The prison walls were being erected not with iron, but with fear.
"But in here," she concluded, pressing a kiss to my forehead, her voice returning to a soothing murmur, "in here, you are safe, Ito-kun. This is my ward. My sanctum. My magical workshop. Not even the most powerful sorcerer from the Association would dare to cross its threshold uninvited."
And there it was. The final piece of her gambit snapped into place with chilling clarity.
Now I understood. Her seemingly lenient act of letting Eriri storm out wasn't mercy or poor judgment. It was a masterstroke. She hadn't released a daughter; she had unleashed a hound.
She had consciously manufactured a dangerous, external threat—a vengeful, soon-to-be-powered witch who bore a specific obsession against me.
It was all to add another heavy chip to the pile.
Another reason, another terrifying excuse, to confine me further within this gilded cage.
Every crisis, every external threat, was being meticulously engineered or exploited to reinforce one single, screaming message: The world outside is lethal. Your only safety is here. Your only protector is me.
Even now, in the shattered aftermath of her daughter's assault, she was seamlessly weaving the event into her tapestry of control.
Amazing.
A woman of this world continued to astonish me.
Not with simple cruelty or passion, but with this profound, chilling genius for control.

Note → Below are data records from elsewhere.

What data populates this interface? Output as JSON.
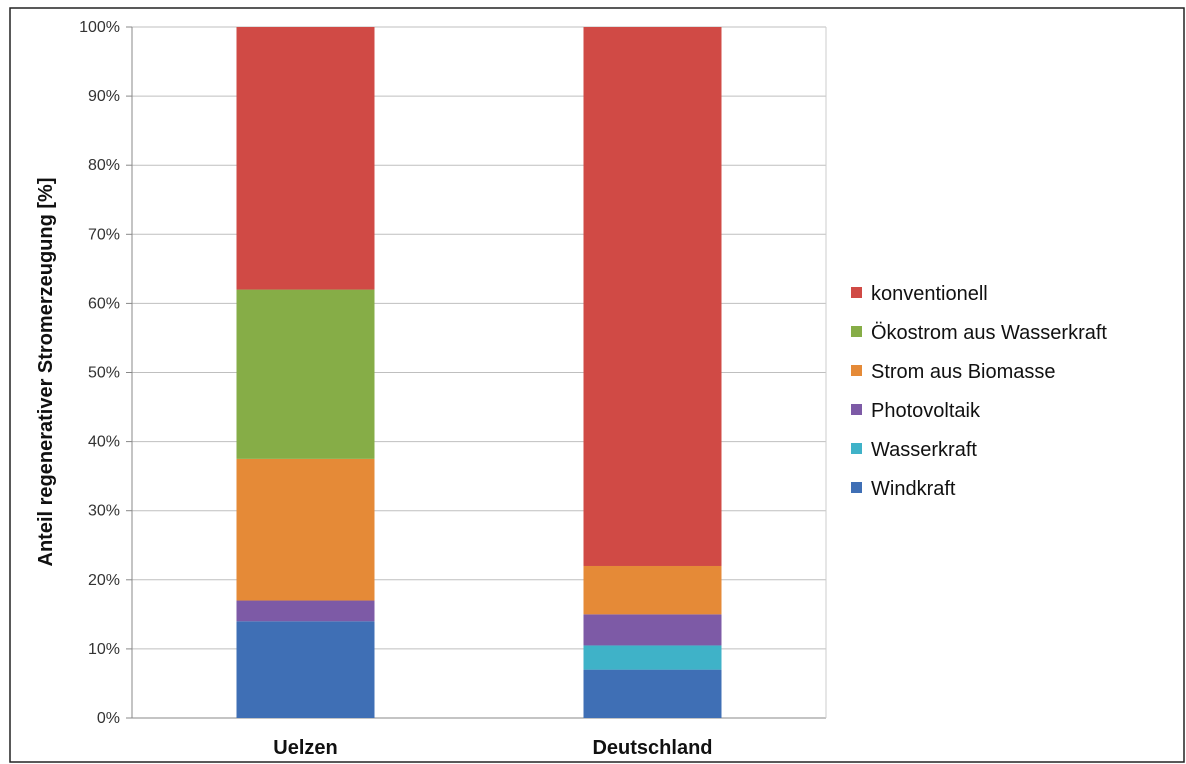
{
  "chart_data": {
    "type": "bar",
    "stacked": true,
    "categories": [
      "Uelzen",
      "Deutschland"
    ],
    "series": [
      {
        "name": "Windkraft",
        "values": [
          14,
          7
        ],
        "color": "#3f6fb5"
      },
      {
        "name": "Wasserkraft",
        "values": [
          0,
          3.5
        ],
        "color": "#3fb2c8"
      },
      {
        "name": "Photovoltaik",
        "values": [
          3,
          4.5
        ],
        "color": "#7d5aa6"
      },
      {
        "name": "Strom aus Biomasse",
        "values": [
          20.5,
          7
        ],
        "color": "#e58a37"
      },
      {
        "name": "Ökostrom aus Wasserkraft",
        "values": [
          24.5,
          0
        ],
        "color": "#86ad47"
      },
      {
        "name": "konventionell",
        "values": [
          38,
          78
        ],
        "color": "#d04a45"
      }
    ],
    "ylabel": "Anteil regenerativer Stromerzeugung [%]",
    "xlabel": "",
    "ylim": [
      0,
      100
    ],
    "yticks": [
      "0%",
      "10%",
      "20%",
      "30%",
      "40%",
      "50%",
      "60%",
      "70%",
      "80%",
      "90%",
      "100%"
    ],
    "grid": true,
    "legend": "right",
    "legend_order": [
      "konventionell",
      "Ökostrom aus Wasserkraft",
      "Strom aus Biomasse",
      "Photovoltaik",
      "Wasserkraft",
      "Windkraft"
    ]
  }
}
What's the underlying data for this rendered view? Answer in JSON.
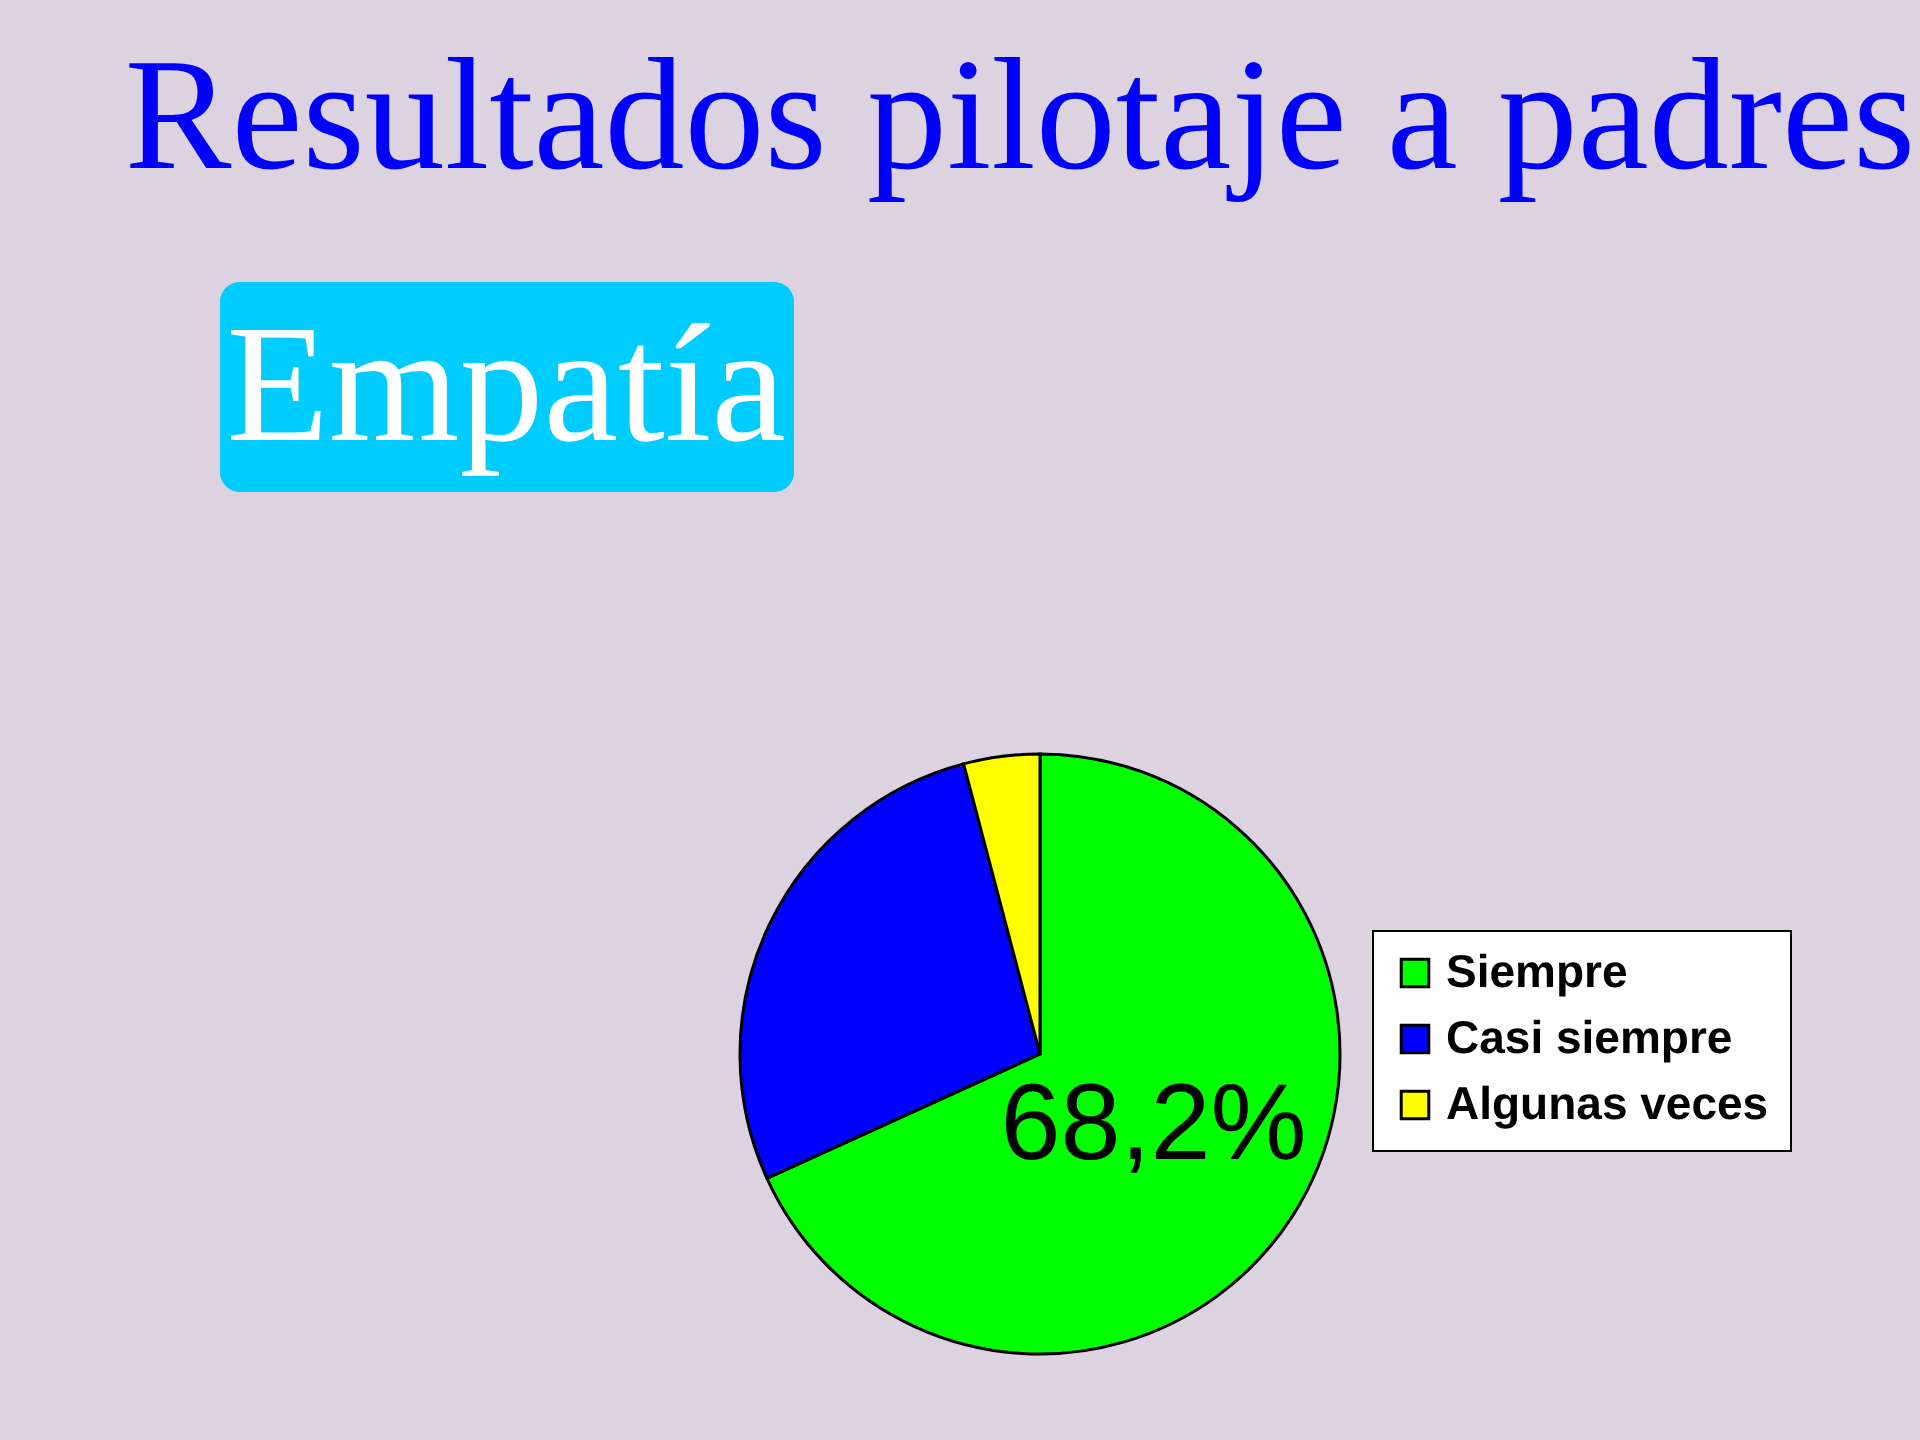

Every word, every act of "kindness," every display of "protection" was a move in a silent, desperate game of possession.
The depth of the manipulation was a dark art far more impressive than any spell she could whisper.
She was building a paradise whose only exit led straight into the jaws of a monster she herself had created. And she was doing it all while stroking my hair, her eyes full of what looked like love.
It was, I had to admit, utterly brilliant.